Sahay mencatat bahwa “risiko besar. Karena itu, pihak berwenang benar-benar sadar akan risiko dan mereka secara proaktif mengendalikan risiko ini. ”

Itulah mengapa pihak berwenang akhirnya berlomba untuk menanggung dampak terburuk dari ledakan kredit gila-gilaan China setelah Kongres Partai Oktober 2017, misalnya merombak shadow banking dan asset management senilai US$15 triliun. Seperti dalam catatan IMF terakhir, tindakan baru tersebut tidak berlaku sampai akhir Juni 2019, tidak diragukan lagi mencerminkan besarnya masalah yang ditemukan oleh regulator China.

Sahay menunjuk tiga risiko utama: pertumbuhan kredit, sistem keuangan yang kompleks dan buram dan jaminan tersirat yang “mendorong pengambilan risiko yang berlebihan.”

Namun, IMF melakukan pekerjaan yang lebih baik dalam menjelaskan mengapa krisis keuangan terbesar di China tidak dapat dihindari, menggambarkan kebutuhan stabilitas sosial yang saling bertentangan versus stabilitas keuangan. Menurut Reuters.

Namun, prioritas jangka menengah dari stabilitas sosial tampaknya bergantung pada pertumbuhan kredit untuk mempertahankan pembiayaan bagi perusahaan meskipun mereka tidak layak, katanya.

“Tujuan utama yang jelas untuk mencegah penurunan besar pada pekerjaan bank lokal dan mencapai target pertumbuhan regional telah bertentangan dengan tujuan kebijakan lainnya seperti stabilitas keuangan,” kata laporan tersebut. “Regulator harus memperkuat keutamaan stabilitas keuangan atas tujuan pembangunan,” kata dana tersebut.

Sangat terlambat.

Presiden China Xi Jinping dan pendahulunya membiarkan ekses-ekses itu terlalu jauh sebelum Xi memperkuat pegangannya dengan kekuatan yang cukup untuk campur tangan. IMF sendiri telah kehilangan tindakan dalam hal menilai stabilitas keuangan China, karena laporan terakhir merupakan yang pertama sejak 2011. Dari sisi sistem keuangan yang telah di luar kendali, kita dapat menggunakan pertumbuhan dalam produk wealth management (WMPs) sebagai proxy.
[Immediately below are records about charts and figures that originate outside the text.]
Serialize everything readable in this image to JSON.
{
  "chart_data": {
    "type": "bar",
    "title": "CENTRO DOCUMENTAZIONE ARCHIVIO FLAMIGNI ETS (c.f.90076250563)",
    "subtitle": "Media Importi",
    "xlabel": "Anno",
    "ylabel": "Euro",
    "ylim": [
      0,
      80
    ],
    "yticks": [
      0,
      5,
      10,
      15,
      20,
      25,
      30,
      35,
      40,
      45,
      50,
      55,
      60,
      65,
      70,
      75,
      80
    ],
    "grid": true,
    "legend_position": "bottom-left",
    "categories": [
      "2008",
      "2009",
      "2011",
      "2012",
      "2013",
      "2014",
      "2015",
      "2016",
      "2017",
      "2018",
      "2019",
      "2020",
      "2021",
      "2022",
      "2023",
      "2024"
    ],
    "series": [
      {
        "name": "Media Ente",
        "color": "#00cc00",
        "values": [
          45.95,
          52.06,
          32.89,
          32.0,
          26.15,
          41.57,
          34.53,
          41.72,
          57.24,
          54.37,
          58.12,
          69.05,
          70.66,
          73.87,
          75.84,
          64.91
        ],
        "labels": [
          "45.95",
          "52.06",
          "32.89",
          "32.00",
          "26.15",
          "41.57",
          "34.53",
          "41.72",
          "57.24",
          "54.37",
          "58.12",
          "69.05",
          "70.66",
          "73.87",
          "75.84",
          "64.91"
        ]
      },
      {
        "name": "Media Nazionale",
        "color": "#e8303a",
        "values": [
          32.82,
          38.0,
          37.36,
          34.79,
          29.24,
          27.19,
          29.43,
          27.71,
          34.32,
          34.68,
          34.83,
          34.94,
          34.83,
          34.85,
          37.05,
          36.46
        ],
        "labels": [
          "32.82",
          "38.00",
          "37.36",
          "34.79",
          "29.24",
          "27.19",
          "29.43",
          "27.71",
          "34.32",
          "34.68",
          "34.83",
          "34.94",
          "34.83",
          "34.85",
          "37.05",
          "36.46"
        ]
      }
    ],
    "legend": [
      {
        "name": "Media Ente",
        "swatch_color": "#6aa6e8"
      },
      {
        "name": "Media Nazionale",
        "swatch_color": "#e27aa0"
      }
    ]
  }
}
IMF dalam laporan itu, melakukan stres test terhadap kinerja 33 bank China dalam skenario “sangat buruk” dan mayoritas gagal. Kekurangan modal bahkan dalam skenario ini adalah US$280 miliar (Rp3.780 triliun) sangat mengejutkan, setara 2,5% dari PDB China. IMF merasa perlu menyoroti dugaan minimnya akses data dan People Bank of China (PboC) pengawasan yang dibutuhkan dalam melakukan stress test, kata Bloomberg.

Stress test merupakan tes ketahanan sebuah bank terhadap kemungkinan krisis yang lebih besar. Tes ini memberi gambaran soal kinerja bank ke depan jika dikaitkan dengan nilai tukar, pertumbuhan ekonomi, krisis global dan lainnya.

Bank-bank China harus meningkatkan dana penyangga modal mereka untuk melindungi dari penurunan ekonomi yang tiba-tiba menyusul ledakan kredit, kata IMF. Dalam penilaian komprehensif pertama terhadap sistem keuangan China sejak 2011-2017, IMF merekomendasikan “peningkatan modal bank secara bertahap dan terarah.”

Dalam skenario terburuk, tes tekanan IMF menunjukkan kreditur negara tersebut akan menghadapi kekurangan modal setara dengan 2,5% dari PDB China–sekitar US$280 miliar pada tahun 2016 dan terus membengkak pada 2017–bersama dengan pinjaman macet yang membengkak.

Secara keseluruhan, 27 dari 33 bank yang diuji stress test oleh IMF, yang mencakup sekitar tiga perempat aset sistem perbankan China, dikapitalisasi oleh setidaknya satu ukuran. Bantalan keuangan yang lebih besar akan mencerminkan potensi risiko yang diremehkan yang berasal dari eksposur bank terhadap investasi buram, dan menyerap kerugian karena jaminan pemerintah secara implisit akan dihapus, kata IMF.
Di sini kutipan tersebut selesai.